El taxi empezó a correr y yo, como fuera de mí, me puse a seguir la carrera, inclinada hacia delante, mirando las calles por encima del hombro del conductor. De pronto oí a Mino hablar en voz baja como consigo mismo: «¿Qué puede ser? Una serpiente ha devorado a otra serpiente». Pero no le hice caso. Cuando estuvimos delante del Palacio de Justicia, hice parar al taxi, bajé y Mino pagó. Atravesamos corriendo los jardincillos por los paseos con gravilla, entre los bancos y árboles. La calle en la que vivía Astarita se me presentó de pronto ante los ojos, larga y recta como una espada, iluminada en toda su longitud por una hilera de grandes farolas blancas. Era una calle de edificios regulares y macizos, sin tiendas, y parecía desierta. Astarita tenía un número alto, debía de estar al final. Era tanta la tranquilidad de aquella calle que dije:
—Puede que todo haya sido una imaginación mía, pero tenía que hacerlo.

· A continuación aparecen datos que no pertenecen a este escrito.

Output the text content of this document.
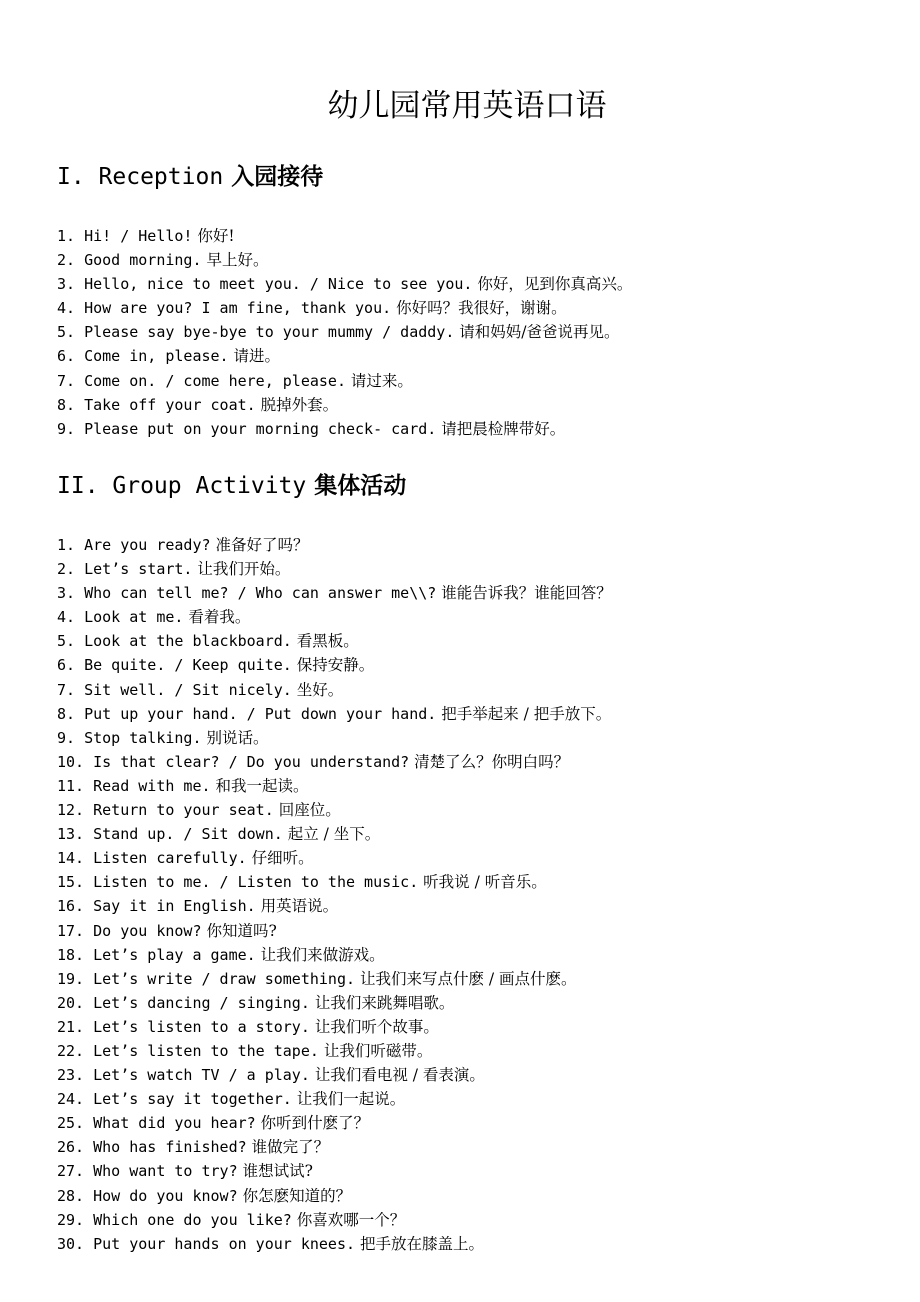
幼儿园常用英语口语
I. Reception 入园接待
1. Hi! / Hello! 你好!
2. Good morning. 早上好。
3. Hello, nice to meet you. / Nice to see you. 你好，见到你真高兴。
4. How are you? I am fine, thank you. 你好吗？我很好，谢谢。
5. Please say bye-bye to your mummy / daddy. 请和妈妈/爸爸说再见。
6. Come in, please. 请进。
7. Come on. / come here, please. 请过来。
8. Take off your coat. 脱掉外套。
9. Please put on your morning check- card. 请把晨检牌带好。
II. Group Activity 集体活动
1. Are you ready? 准备好了吗？
2. Let’s start. 让我们开始。
3. Who can tell me? / Who can answer me\\? 谁能告诉我？谁能回答？
4. Look at me. 看着我。
5. Look at the blackboard. 看黑板。
6. Be quite. / Keep quite. 保持安静。
7. Sit well. / Sit nicely. 坐好。
8. Put up your hand. / Put down your hand. 把手举起来 / 把手放下。
9. Stop talking. 别说话。
10. Is that clear? / Do you understand? 清楚了么？你明白吗？
11. Read with me. 和我一起读。
12. Return to your seat. 回座位。
13. Stand up. / Sit down. 起立 / 坐下。
14. Listen carefully. 仔细听。
15. Listen to me. / Listen to the music. 听我说 / 听音乐。
16. Say it in English. 用英语说。
17. Do you know? 你知道吗?
18. Let’s play a game. 让我们来做游戏。
19. Let’s write / draw something. 让我们来写点什麽 / 画点什麽。
20. Let’s dancing / singing. 让我们来跳舞唱歌。
21. Let’s listen to a story. 让我们听个故事。
22. Let’s listen to the tape. 让我们听磁带。
23. Let’s watch TV / a play. 让我们看电视 / 看表演。
24. Let’s say it together. 让我们一起说。
25. What did you hear? 你听到什麽了？
26. Who has finished? 谁做完了？
27. Who want to try? 谁想试试?
28. How do you know? 你怎麽知道的？
29. Which one do you like? 你喜欢哪一个？
30. Put your hands on your knees. 把手放在膝盖上。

Pasamos tres o cuatro de aquellos edificios y otras tantas bocacalles y después Mino dijo con voz tranquila:
—Pero debe de haber sucedido algo… Mira.
Levanté los ojos y, a no mucha distancia, vi un grupo de gente delante de uno de aquellos portales. Una hilera de personas se alineaba al borde de la acera y miraba a lo alto, hacia el cielo oscuro. Estuve inmediatamente segura de que aquél era el portal de Astarita. Eché a correr y me pareció que Mino también corría.
—¿Qué es? ¿Qué ha pasado? —pregunté jadeante a los primeros del grupo que se estrujaba frente al portal.